The simulation of the ground effect has always been a technical difficulty in wind tunnel tests of high-speed trains. In this paper, large eddy simulation and the curl acoustic integral equation were used to simulate the flow-acoustic field results of high-speed trains under four ground simulation systems (GSSs): “moving ground+rotating wheel”, “stationary ground+rotating wheel”, “moving ground+stationary wheel”, and “stationary ground+stationary wheel”. By comparing the fluid-acoustic field results of the four GSSs, the influence laws of different GSSs on the flow field structure, aero-acoustic source, and far-field radiation noise characteristics were investigated, providing guidance for the acoustic wind tunnel testing of high-speed trains.

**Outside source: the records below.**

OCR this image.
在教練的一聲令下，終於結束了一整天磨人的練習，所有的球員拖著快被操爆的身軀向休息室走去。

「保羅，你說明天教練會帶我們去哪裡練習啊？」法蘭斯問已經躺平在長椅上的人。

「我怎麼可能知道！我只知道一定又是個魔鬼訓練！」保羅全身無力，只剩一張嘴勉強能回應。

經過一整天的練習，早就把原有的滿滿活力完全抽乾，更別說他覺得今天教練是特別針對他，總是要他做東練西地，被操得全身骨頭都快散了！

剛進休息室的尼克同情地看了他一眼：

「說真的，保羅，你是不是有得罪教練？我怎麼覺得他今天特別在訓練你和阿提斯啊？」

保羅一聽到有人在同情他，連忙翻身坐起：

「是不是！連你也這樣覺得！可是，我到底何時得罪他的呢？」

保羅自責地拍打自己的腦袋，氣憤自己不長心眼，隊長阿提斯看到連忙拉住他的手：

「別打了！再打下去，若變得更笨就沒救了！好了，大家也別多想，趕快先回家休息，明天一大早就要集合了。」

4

The calculation results of the aerodynamic noise of a 350 km/h high-speed train show that the moving ground and rotating wheel affect mainly the aero-acoustic performance under the train bottom. The influence of the rotating wheel on the equivalent sound source power of the whole vehicle was not more than 5%, but that of the moving ground slip was more than 15%. The average influence of the rotating wheel on the sound pressure level radiated by the whole vehicle was 0.3 dBA, while that of the moving ground was 1.8 dBA. 目 的 高速列车作为高速地面交通工具, 不可避免地会遇到地面效应问题. 地面效应模拟一直是高速列车风洞试验的技术难点. 地面效应现象的准确模拟对高速列车空气动力学和气动噪声的预测精度有很大的影响. 通过对比4种地面模拟系统(GSS)的流声场结果, 研究不同GSS对流场结构、 气动声源和远场辐射噪声特性的影响规律, 为高速列车声学风洞试验提供指导. 创新点 1. 搭建高速列车地面模拟系统, 模拟不同边界条件; 2. 明确轮对旋转与地面滑移对高速列车气动噪声幅值的相对增量及影响频率范围. 方 法 1. 在仿真系统中建立“移动地面+旋转轮对”、 “静止地面+旋转轮对”、 “移动地面+静止轮对”和“静止地面+静止轮对”四种地面模拟系统; 2. 采用大涡模拟和旋度声学积分方程, 对高速列车的流声场结果进行模拟; 3. 通过对比4种GSS的流声场结果, 研究不同GSS对流场结构、 气动声源和远场辐射噪声特性的影响规律. 结 论 1. 移动地面和旋转轮对是影响列车底部气动声学性能的主要因素; 2. 旋转轮对对整车等效声源功率的影响不大于5%, 且移动地面对整车等效声源功率的影响大于15%; 3. 旋转轮对对整车辐射声压级的平均影响为0.3 dBA, 且运动地面对整车辐射声压级的平均影响为1.8 dBA; 它们主要影响100 Hz以下的气动声学性能.